First Thai-Japanese line tipped

First Thai-Japanese line tipped

A plan to build a Mae Sot-Mukdahan railway as part of a transportation link between four Indochina countries is likely to be the first Thai-Japanese railway project to be built.

The State Railway of Thailand (SRT) has already finished the study of a 718-kilometre route connecting Tak's Mae Sot district in the west to Mukdahan in the northeast of Thailand.

The SRT has also handed its findings to Japanese experts, Transport Minister Arkhom Termpittayapaisith said after a meeting on three Thai-Japanese projects yesterday.

The details of two sections of the route — Mae Sot-Phitsanulok and Khon Kaen-Mukdahan — will be studied further by Japan which will then decide whether the project is worth investing in, he said.

The project will cause a major change to existing transport from Mae Sot to Mukdahan, which currently relies on roads, as "it [the railway] will save costs on goods transport", Mr Arkhom said.

He also hailed the new rail line as a route to "connect Myanmar, Thailand, Laos and Vietnam together".

Thailand sits between Myanmar on the west, which borders Mae Sot, and Laos to the east, which is adjacent to Mukdahan.

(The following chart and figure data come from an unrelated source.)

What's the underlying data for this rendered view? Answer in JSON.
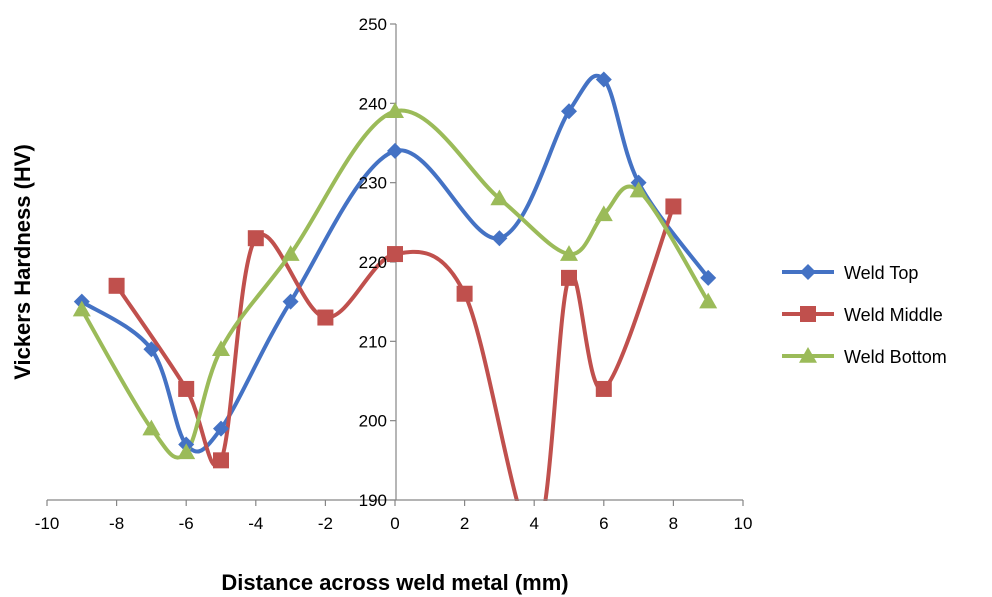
{
  "chart_data": {
    "type": "line",
    "title": "",
    "xlabel": "Distance across weld metal (mm)",
    "ylabel": "Vickers Hardness (HV)",
    "xlim": [
      -10,
      10
    ],
    "ylim": [
      190,
      250
    ],
    "x_ticks": [
      -10,
      -8,
      -6,
      -4,
      -2,
      0,
      2,
      4,
      6,
      8,
      10
    ],
    "y_ticks": [
      190,
      200,
      210,
      220,
      230,
      240,
      250
    ],
    "x_tick_labels": [
      "-10",
      "-8",
      "-6",
      "-4",
      "-2",
      "0",
      "2",
      "4",
      "6",
      "8",
      "10"
    ],
    "y_tick_labels": [
      "190",
      "200",
      "210",
      "220",
      "230",
      "240",
      "250"
    ],
    "grid": false,
    "smooth": true,
    "legend_position": "right",
    "series": [
      {
        "name": "Weld Top",
        "color": "#4472C4",
        "marker": "diamond",
        "points": [
          [
            -9,
            215
          ],
          [
            -7,
            209
          ],
          [
            -6,
            197
          ],
          [
            -5,
            199
          ],
          [
            -3,
            215
          ],
          [
            0,
            234
          ],
          [
            3,
            223
          ],
          [
            5,
            239
          ],
          [
            6,
            243
          ],
          [
            7,
            230
          ],
          [
            9,
            218
          ]
        ]
      },
      {
        "name": "Weld Middle",
        "color": "#C0504D",
        "marker": "square",
        "points": [
          [
            -8,
            217
          ],
          [
            -6,
            204
          ],
          [
            -5,
            195
          ],
          [
            -4,
            223
          ],
          [
            -2,
            213
          ],
          [
            0,
            221
          ],
          [
            2,
            216
          ],
          [
            4,
            185
          ],
          [
            5,
            218
          ],
          [
            6,
            204
          ],
          [
            8,
            227
          ]
        ]
      },
      {
        "name": "Weld Bottom",
        "color": "#9BBB59",
        "marker": "triangle",
        "points": [
          [
            -9,
            214
          ],
          [
            -7,
            199
          ],
          [
            -6,
            196
          ],
          [
            -5,
            209
          ],
          [
            -3,
            221
          ],
          [
            0,
            239
          ],
          [
            3,
            228
          ],
          [
            5,
            221
          ],
          [
            6,
            226
          ],
          [
            7,
            229
          ],
          [
            9,
            215
          ]
        ]
      }
    ]
  }
}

The Mae Sot-Mukdahan route is expected to facilitate goods transport from Myanmar via Thailand and Laos to Vietnam.

Mr Arkhom said authorities "need to solve any problems that may occur at spots where rail tracks and roads cross each other".

As for a plan to purchase trains, authorities will consider whether, under the Thai-Japanese cooperation context, the country should buy or rent trains from Japan, he said.

The SRT will need 70 locomotives, Mr Arkhom added.  

He said Japan has sent experts to study the Mae Sot-Mukdahan route and Bangkok-Chiang Mai and Kanchanaburi-Laem Chabang-Sa Kaeo routes.

Mr Arkhom expects more progress on the Mae Sot-Mukdahan project in the next couple of months.

The two countries can begin work on this new rail route before the Bangkok-Chiang Mai line, the high-speed railway project which is being studied by Japanese experts and scheduled to start by 2018, Mr Arkhom said.

The 672km route from Chiang Mai to Bangkok will offer tourists and business people another way to travel between the capital and the tourist province in the North.